If Tor is available as a SOCKS proxy on 127.0.0.1:9050:

capture_search_har \
  --query "weather oslo" \
  --browser chromium \
  --wait-until load \
  --timeout-ms 60000 \
  --headed \
  --proxy socks5://127.0.0.1:9050 \
  --output-dir tor_chromium

Test Tor before capture:

curl --socks5-hostname 127.0.0.1:9050 https://check.torproject.org/api/ip

The response should contain:

"IsTor": true

Convert HAR to CSV

Run from a folder that contains a data/ directory with HAR files:

har_entries_to_csv

This reads:

data/*.har

and writes:

har_entries.csv
har_summary.csv

Use a custom input folder:

har_entries_to_csv \
  --input-dir normal_chromium

Use custom output filenames:

har_entries_to_csv \
  --input-dir normal_chromium \
  --entries-output entries_normal_chromium.csv \
  --summary-output summary_normal_chromium.csv

Recommended Folder Structure

One practical setup is to keep each test condition in its own folder:

work/
  normal_chromium/
    data/
      *.har
    har_entries.csv
    har_summary.csv

  normal_firefox/
    data/
      *.har
    har_entries.csv
    har_summary.csv

  tor_chromium/
    data/
      *.har
    har_entries.csv
    har_summary.csv

  tor_firefox/
    data/
      *.har
    har_entries.csv
    har_summary.csv

Alternatively, write HAR files directly into condition folders and pass those folders to har_entries_to_csv with --input-dir.

CSV Outputs

`har_entries.csv`

One row per network request in the HAR file.
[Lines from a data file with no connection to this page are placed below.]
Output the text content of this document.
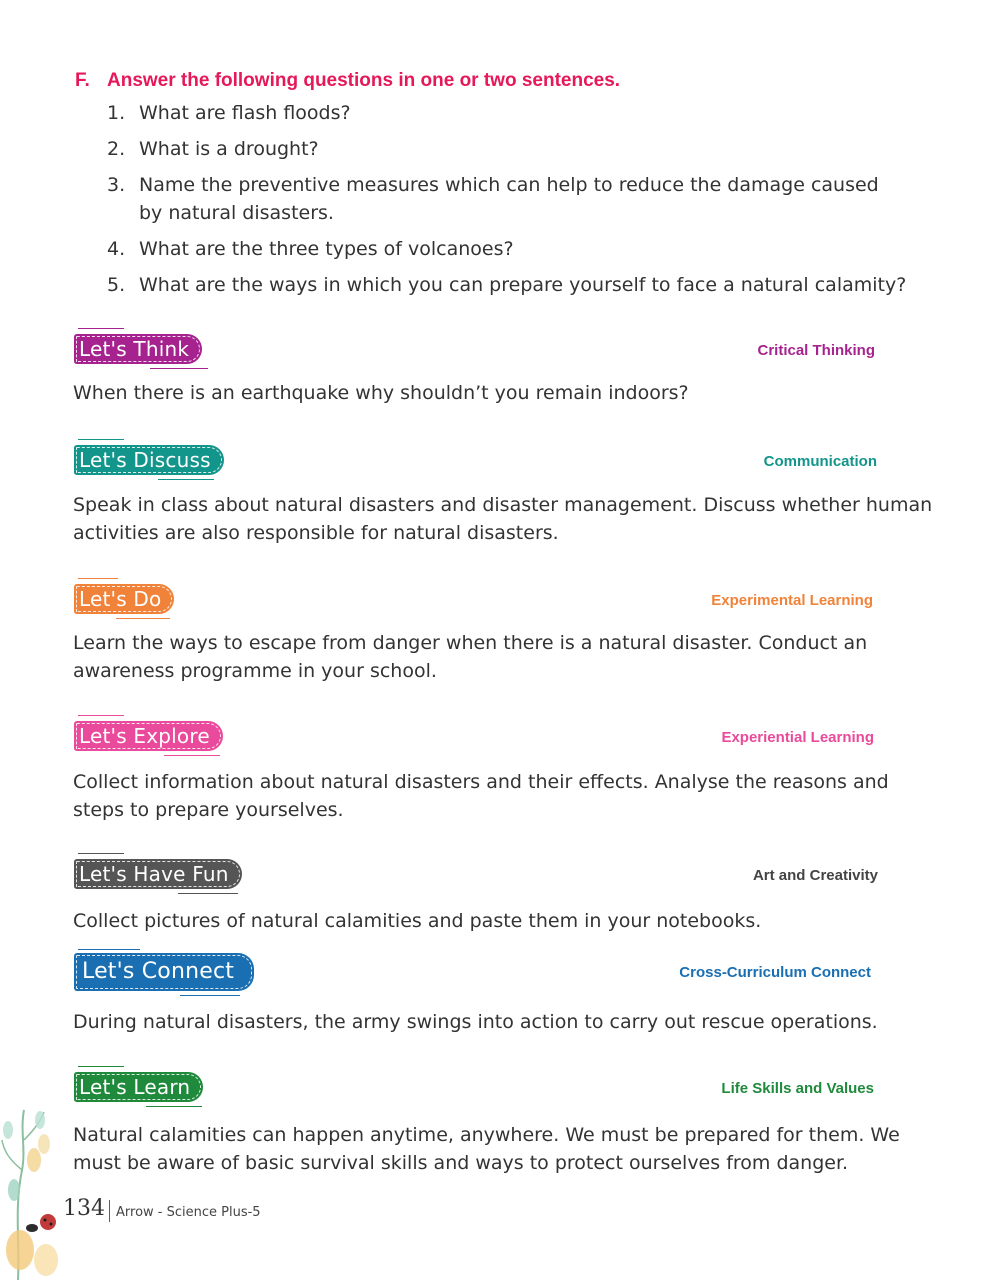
F. Answer the following questions in one or two sentences.
1. What are flash floods?
2. What is a drought?
3. Name the preventive measures which can help to reduce the damage caused by natural disasters.
4. What are the three types of volcanoes?
5. What are the ways in which you can prepare yourself to face a natural calamity?
Let's Think	Critical Thinking
When there is an earthquake why shouldn’t you remain indoors?
Let's Discuss	Communication
Speak in class about natural disasters and disaster management. Discuss whether human activities are also responsible for natural disasters.
Let's Do	Experimental Learning
Learn the ways to escape from danger when there is a natural disaster. Conduct an awareness programme in your school.
Let's Explore	Experiential Learning
Collect information about natural disasters and their effects. Analyse the reasons and steps to prepare yourselves.
Let's Have Fun	Art and Creativity
Collect pictures of natural calamities and paste them in your notebooks.
Let's Connect	Cross-Curriculum Connect
During natural disasters, the army swings into action to carry out rescue operations.
Let's Learn	Life Skills and Values
Natural calamities can happen anytime, anywhere. We must be prepared for them. We must be aware of basic survival skills and ways to protect ourselves from danger.
134 Arrow - Science Plus-5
Useful for inspecting details such as:

request URL
domain
HTTP method
status code
request cookies
response cookies
query parameters
POST data presence
approximate transfer size

`har_summary.csv`

One row per HAR file.

Useful for analysis and visualisation. Important columns include:

har_filename
search_engine
query_text
requests_total
unique_domains
third_party_requests
request_cookies_total
response_cookies_total
query_params_total
post_requests_total
tracking_hint_requests
transferred_kb_approx
page_load_ms
status_2xx
status_3xx
status_4xx
status_5xx

Notes on Interpretation

The HAR files and CSV files show observable browser-side network activity only. They do not show what a search engine stores internally on the server side.
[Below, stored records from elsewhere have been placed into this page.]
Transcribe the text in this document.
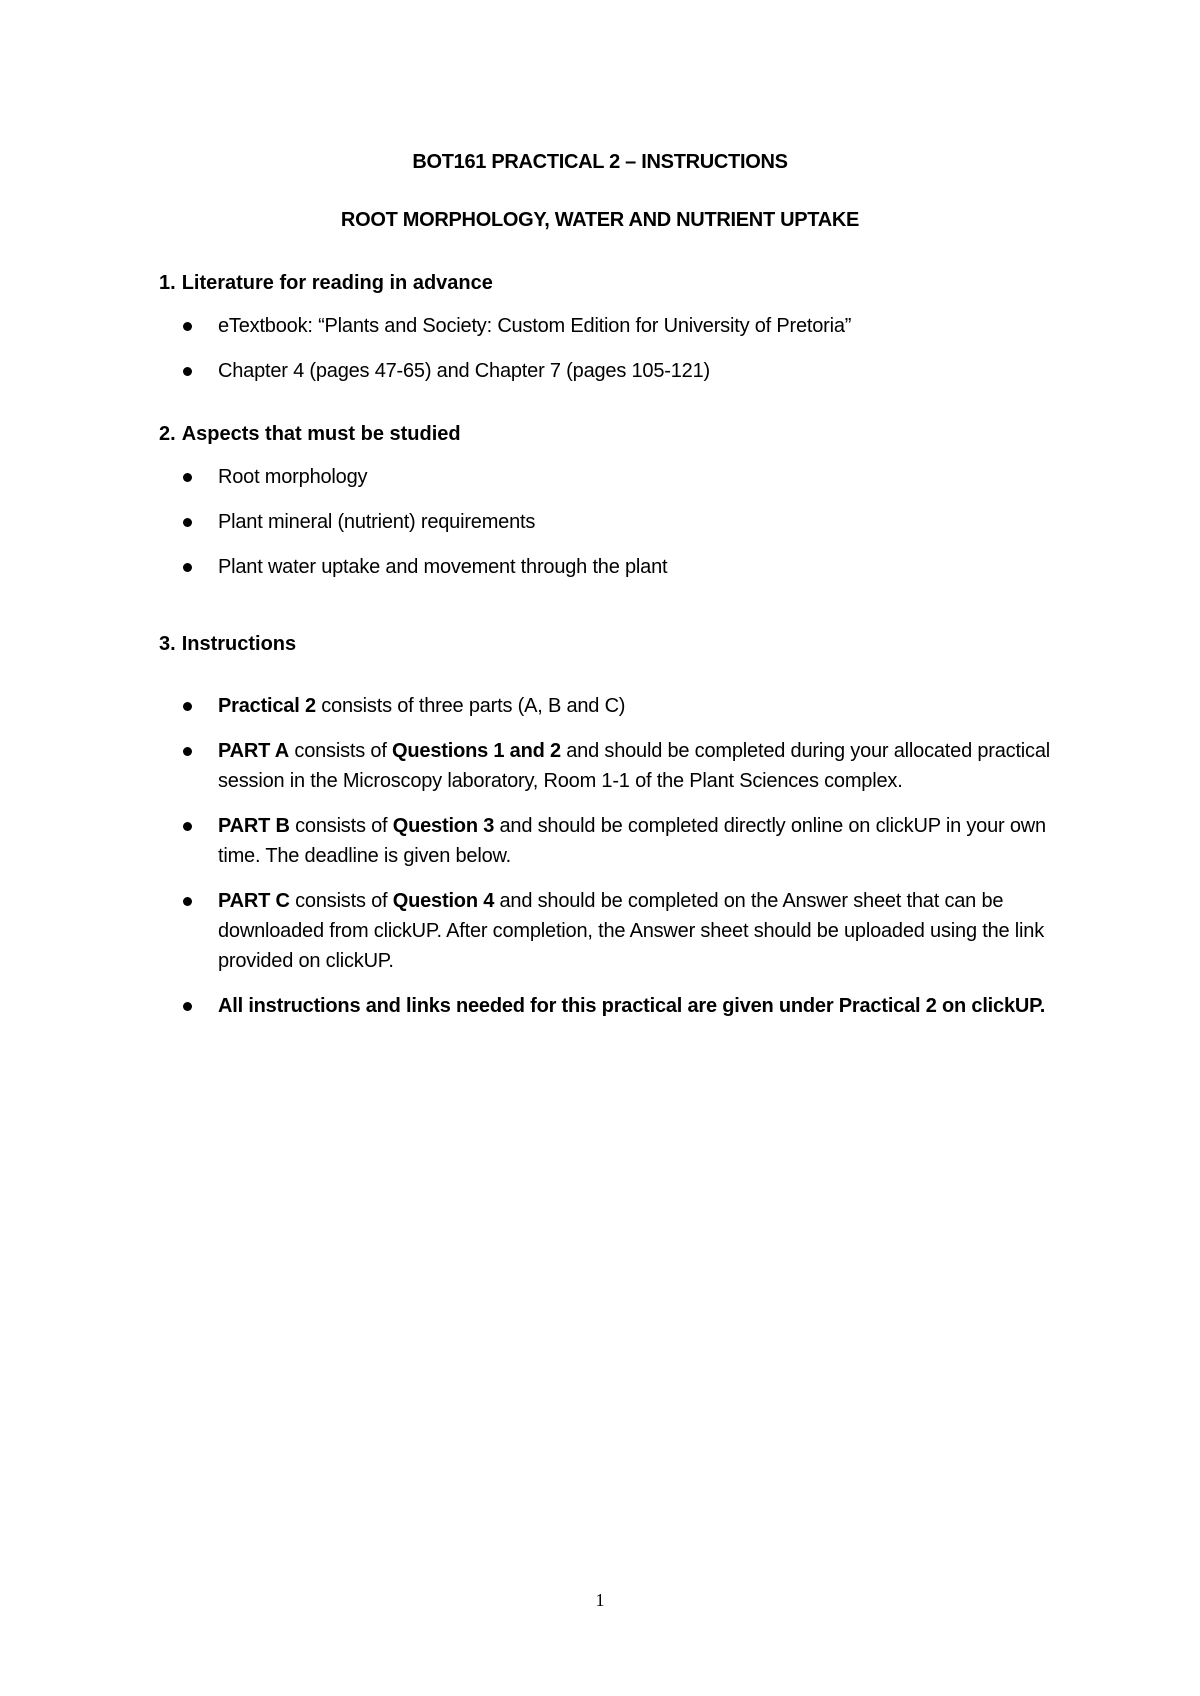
BOT161 PRACTICAL 2 – INSTRUCTIONS
ROOT MORPHOLOGY, WATER AND NUTRIENT UPTAKE

1. Literature for reading in advance

eTextbook: “Plants and Society: Custom Edition for University of Pretoria”
Chapter 4 (pages 47-65) and Chapter 7 (pages 105-121)

2. Aspects that must be studied

Root morphology
Plant mineral (nutrient) requirements
Plant water uptake and movement through the plant

3. Instructions

Practical 2 consists of three parts (A, B and C)
PART A consists of Questions 1 and 2 and should be completed during your allocated practical session in the Microscopy laboratory, Room 1-1 of the Plant Sciences complex.
PART B consists of Question 3 and should be completed directly online on clickUP in your own time. The deadline is given below.
PART C consists of Question 4 and should be completed on the Answer sheet that can be downloaded from clickUP. After completion, the Answer sheet should be uploaded using the link provided on clickUP.
All instructions and links needed for this practical are given under Practical 2 on clickUP.
1
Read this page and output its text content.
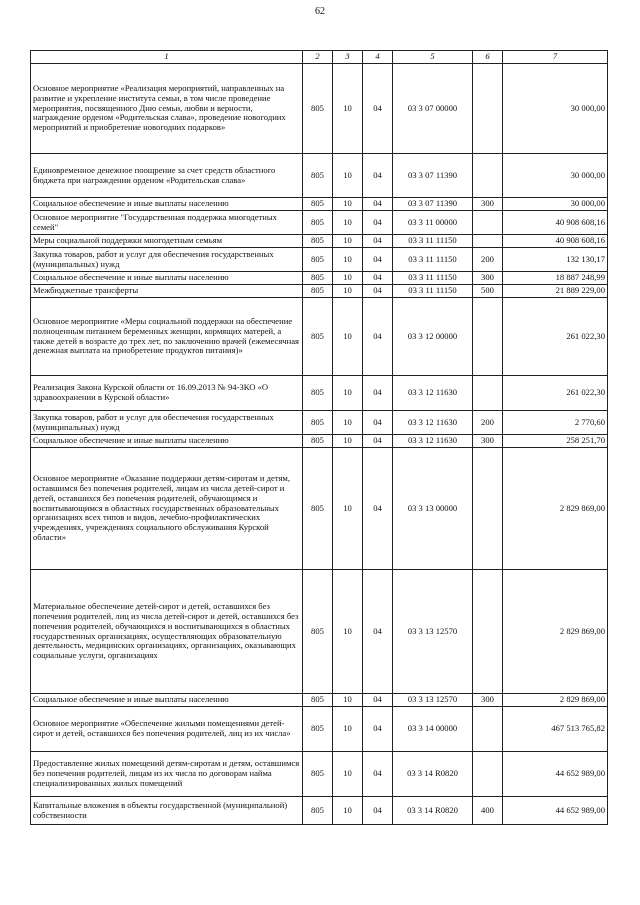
62
1	2	3	4	5	6	7
Основное мероприятие «Реализация мероприятий, направленных на развитие и укрепление института семьи, в том числе проведение мероприятия, посвященного Дню семьи, любви и верности, награждение орденом «Родительская слава», проведение новогодних мероприятий и приобретение новогодних подарков»	805	10	04	03 3 07 00000		30 000,00
Единовременное денежное поощрение за счет средств областного бюджета при награждении орденом «Родительская слава»	805	10	04	03 3 07 11390		30 000,00
Социальное обеспечение и иные выплаты населению	805	10	04	03 3 07 11390	300	30 000,00
Основное мероприятие "Государственная поддержка многодетных семей"	805	10	04	03 3 11 00000		40 908 608,16
Меры социальной поддержки многодетным семьям	805	10	04	03 3 11 11150		40 908 608,16
Закупка товаров, работ и услуг для обеспечения государственных (муниципальных) нужд	805	10	04	03 3 11 11150	200	132 130,17
Социальное обеспечение и иные выплаты населению	805	10	04	03 3 11 11150	300	18 887 248,99
Межбюджетные трансферты	805	10	04	03 3 11 11150	500	21 889 229,00
Основное мероприятие «Меры социальной поддержки на обеспечение полноценным питанием беременных женщин, кормящих матерей, а также детей в возрасте до трех лет, по заключению врачей (ежемесячная денежная выплата на приобретение продуктов питания)»	805	10	04	03 3 12 00000		261 022,30
Реализация Закона Курской области от 16.09.2013 № 94-ЗКО «О здравоохранении в Курской области»	805	10	04	03 3 12 11630		261 022,30
Закупка товаров, работ и услуг для обеспечения государственных (муниципальных) нужд	805	10	04	03 3 12 11630	200	2 770,60
Социальное обеспечение и иные выплаты населению	805	10	04	03 3 12 11630	300	258 251,70
Основное мероприятие «Оказание поддержки детям-сиротам и детям, оставшимся без попечения родителей, лицам из числа детей-сирот и детей, оставшихся без попечения родителей, обучающимся и воспитывающимся в областных государственных образовательных организациях всех типов и видов, лечебно-профилактических учреждениях, учреждениях социального обслуживания Курской области»	805	10	04	03 3 13 00000		2 829 869,00
Материальное обеспечение детей-сирот и детей, оставшихся без попечения родителей, лиц из числа детей-сирот и детей, оставшихся без попечения родителей, обучающихся и воспитывающихся в областных государственных организациях, осуществляющих образовательную деятельность, медицинских организациях, организациях, оказывающих социальные услуги, организациях	805	10	04	03 3 13 12570		2 829 869,00
Социальное обеспечение и иные выплаты населению	805	10	04	03 3 13 12570	300	2 829 869,00
Основное мероприятие «Обеспечение жилыми помещениями детей-сирот и детей, оставшихся без попечения родителей, лиц из их числа»	805	10	04	03 3 14 00000		467 513 765,82
Предоставление жилых помещений детям-сиротам и детям, оставшимся без попечения родителей, лицам из их числа по договорам найма специализированных жилых помещений	805	10	04	03 3 14 R0820		44 652 989,00
Капитальные вложения в объекты государственной (муниципальной) собственности	805	10	04	03 3 14 R0820	400	44 652 989,00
tracking_hint_requests is a keyword-based flag. It is useful for filtering and inspection, but it is not proof of tracking by itself.

har_entries.csv may contain sensitive data such as full URLs, cookie values, headers, and query parameters. Treat it as raw data.

For charts and reporting, har_summary.csv is usually the better starting point.